I am listening to Renaissance Polyphonic music again, to Tudors, and Flemish composers at the court of Beatrice D'Este in Ferrara, and trying to understand the compositional differences between Obrecht and Ockheghem, Josquin and Isaac. Why do this? Because it is some of the most heavenly music on earth. It is music of great fervor and almost kaleidoscopic complexity, and its re-emergence in our own time has influenced many. Neither Arvo Part or John Taverner or Oswaldo Golijov or Nico Muhly would be the same without it, different as each is. It is one part of history which our part of history is trying to bend its skull around. The work "supreme in its anomaly"--the work our own time is most attracted to-- is probably Thomas Tallis' motet Spem in Alium, a motet for eight choirs of five voices, or forty parts, which may be the most complex piece of music written. It has been recorded sixteen or so times, including a budget CD of it alone (it averages about eleven minutes in performance)by the King's Singers, the CD equivalent of a single. I have six recordings almost accidentally, of which I tend to rely on three:the Tallis Singers on a two-disk anthology of Tallis' music, Paul van Nevel and the Huelgas Ensemble in a recording on Sony called Utopia Triumphans, and a recording by David Wilcox and the Winchester Choir on
the pellucid, the plangent, and the weighty.
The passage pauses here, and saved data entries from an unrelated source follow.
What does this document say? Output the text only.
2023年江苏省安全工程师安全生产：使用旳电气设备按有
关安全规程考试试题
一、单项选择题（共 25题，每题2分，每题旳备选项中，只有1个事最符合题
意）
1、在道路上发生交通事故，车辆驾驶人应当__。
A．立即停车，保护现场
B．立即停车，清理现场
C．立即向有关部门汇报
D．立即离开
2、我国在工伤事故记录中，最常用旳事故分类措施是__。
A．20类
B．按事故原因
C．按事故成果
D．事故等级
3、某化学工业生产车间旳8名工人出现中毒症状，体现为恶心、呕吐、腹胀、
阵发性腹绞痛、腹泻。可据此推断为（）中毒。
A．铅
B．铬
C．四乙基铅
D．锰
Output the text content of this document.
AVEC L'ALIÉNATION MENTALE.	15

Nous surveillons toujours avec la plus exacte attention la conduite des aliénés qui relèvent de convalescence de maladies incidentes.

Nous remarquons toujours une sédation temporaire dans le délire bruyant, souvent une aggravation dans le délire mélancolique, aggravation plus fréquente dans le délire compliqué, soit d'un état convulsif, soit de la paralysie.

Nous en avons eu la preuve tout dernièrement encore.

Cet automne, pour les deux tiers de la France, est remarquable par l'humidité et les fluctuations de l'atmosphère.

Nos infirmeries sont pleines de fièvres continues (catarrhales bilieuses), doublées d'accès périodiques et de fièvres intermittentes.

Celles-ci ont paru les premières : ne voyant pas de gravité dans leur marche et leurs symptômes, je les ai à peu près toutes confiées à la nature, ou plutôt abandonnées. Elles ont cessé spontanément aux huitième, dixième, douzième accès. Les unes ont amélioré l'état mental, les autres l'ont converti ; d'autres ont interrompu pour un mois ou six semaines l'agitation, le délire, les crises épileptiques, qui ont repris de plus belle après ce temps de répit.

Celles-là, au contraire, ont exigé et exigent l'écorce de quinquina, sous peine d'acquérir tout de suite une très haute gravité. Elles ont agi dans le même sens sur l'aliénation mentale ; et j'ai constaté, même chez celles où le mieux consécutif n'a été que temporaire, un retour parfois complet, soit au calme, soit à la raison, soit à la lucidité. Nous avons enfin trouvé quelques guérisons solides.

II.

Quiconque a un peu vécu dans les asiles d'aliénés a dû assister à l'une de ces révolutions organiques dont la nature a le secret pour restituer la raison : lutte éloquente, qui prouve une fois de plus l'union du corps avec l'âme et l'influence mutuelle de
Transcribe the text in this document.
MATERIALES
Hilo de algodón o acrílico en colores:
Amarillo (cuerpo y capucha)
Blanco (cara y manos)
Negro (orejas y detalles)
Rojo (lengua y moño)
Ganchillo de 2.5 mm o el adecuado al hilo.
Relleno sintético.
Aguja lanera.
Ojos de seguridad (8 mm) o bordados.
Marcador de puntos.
The Tallis Singer's anthology fully demonstrates Peter Phillip,the director's, assertion that Tallis is one of the composers with the greatest range, from plain four square hymnody to this auditory cathedral of a work. Van Nevel's disk puts Spem in Alium in the context of other high Renaissance tour de forces, and it is instructive to compare a masterpiece, as Spem in Alium surely is, to a feat of ingenuity, such as a forty voice motet by Striggio, much as it is clarifying to compare Michelangelo's frescos with Guilio Romano's. Van Nevel's approach has a certain controlled wildness to it. Wilcox's has from the start a sense of the work's bigness that the others don't. But each reveals things that the others de-emphasize; this is a work which can not be summed up, only successfully traversed. The Kronos quartet has recorded it as an instrumental work with multiple dubbings, and there is a midi program of all forty parts from top to bottom on the internet, (thank you,David Siu ) which allows one to hear it part by part, which I have done, the matter of a good part of a day. In 2006, the Scottish artist Janet Cardiff installed 40 speakers at MOMA to play each part separately; the speakers were set up in a circle so the part-singing swirled around the listeners in conformity with some theories as to how it was performed in the time of King James 1, with the choristers encircling the listeners. My first exposure to it was in the 1970's on a recording released by the CLERKES OF OXENFORD. It featured, if I remember correctly, counter-sopranos as well as counter-tenors. It seens to me now, as it did then, to be like a huge Dantesque rose of heaven in sound or the musical equivalent of Borges' Aleph, the coin at the bottom of the stairs in his parable of the same name, in which all that is or shall be can be seen clearly, separately, simultaneously.